Free Your Mind

by

Last summer a record label, Recession Recordings, was born that spit in the face of everything a record label does. Not only did it not provide physical copies of its recordings to interested buyers, it didn’t offer anything for buyers at all. Buyers, as it turned out, were not welcome. Instead, all the music on this label was available for nothing. In the midst of the worst economic downturn since the Great Depression, Recession Recordings offered itself as a musical equivalent of the breadline—manna downloaded from heaven, or in this case, Houston.

The dominant sound on Recession is electronic, but its ethos is about as punk as you can get. Recession’s roster of artists—Houston DJs About This Product, edgy minimalist duo the Jerks, ambient artist Algebra, collagist Dino Felipe and others—are stubborn experimentalists who have liberated themselves from convention simply by refusing to sell anything.

As a consequence, the music on Recession doesn’t need consumer appeal, and that makes for challenging listening. About This Product, for one, doesn’t seem interested in making their music welcoming.
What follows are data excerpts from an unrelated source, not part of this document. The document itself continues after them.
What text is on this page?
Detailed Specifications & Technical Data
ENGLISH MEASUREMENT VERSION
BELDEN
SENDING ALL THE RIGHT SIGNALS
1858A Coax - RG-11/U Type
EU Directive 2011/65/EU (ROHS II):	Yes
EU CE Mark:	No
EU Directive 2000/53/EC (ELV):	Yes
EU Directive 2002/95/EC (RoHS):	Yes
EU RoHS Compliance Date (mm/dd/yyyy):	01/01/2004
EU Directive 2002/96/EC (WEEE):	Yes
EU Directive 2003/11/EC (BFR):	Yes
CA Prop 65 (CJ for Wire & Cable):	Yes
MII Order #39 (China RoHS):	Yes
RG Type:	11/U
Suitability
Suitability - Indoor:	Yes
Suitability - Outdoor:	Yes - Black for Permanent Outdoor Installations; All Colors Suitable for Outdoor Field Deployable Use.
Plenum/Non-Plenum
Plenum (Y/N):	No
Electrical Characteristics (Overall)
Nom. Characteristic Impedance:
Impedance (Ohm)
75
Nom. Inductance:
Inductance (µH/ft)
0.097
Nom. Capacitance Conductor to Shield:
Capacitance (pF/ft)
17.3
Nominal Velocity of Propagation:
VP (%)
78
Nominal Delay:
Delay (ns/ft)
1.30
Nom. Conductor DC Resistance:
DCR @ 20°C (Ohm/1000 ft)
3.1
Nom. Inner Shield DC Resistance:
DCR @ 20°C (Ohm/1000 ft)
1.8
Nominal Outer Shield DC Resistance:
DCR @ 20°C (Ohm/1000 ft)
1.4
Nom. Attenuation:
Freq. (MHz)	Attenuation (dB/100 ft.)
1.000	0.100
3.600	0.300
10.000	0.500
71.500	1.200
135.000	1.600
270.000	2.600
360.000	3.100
Their blend of dance floor beats and Stockhausen-like squawks are designed to pull listeners in while simultaneously pushing them away, as if mass approval might prove a lack of sonic bravery. DJ aSkew, meanwhile, strips down the conventions of his beloved Houston hip-hop—with its slowed-down, smoothed-out, screwed-and-chopped cadences—to pay tribute to the machine residing in the middle of all that soul. He hints at danceability, only to sacrifice it for a bigger idea. Recession’s music might not cost money, but it makes you work to appreciate it.

When I listen to the music on the Recession Recordings website, I find that I can’t quite shake a sense of ambivalence, both on my part and the artists’. Some of the songs have melodies, but they’re not the kind that stick in your head; other songs seem to resent the idea of a melody when there’s so much noise in the world to be made. Beats, meanwhile, are as likely to dissipate and fall apart as grow more driving and thunderous. So the question becomes: How do you approach music when the people making it keep refusing to meet you halfway? The funny thing is, it makes the music all the more appealing. Like the girl who never looks your way and doesn’t seem to care when you look hers.

If there is an unambiguous pleasure to the Recession Recordings experience, it’s the sense of transgressive indifference: Giving things away is liberating, not only because there’s no bottom line, but because you get to exist outside the pre-established terms of our market-based culture. Do away with the impulse to be a salesman, and a new world opens up. In an era when even economic desperation doesn’t seem to make people long for something new, the daring of Recession’s approach is almost revolutionary. After all, what’s more punk than being indifferent to your own interests?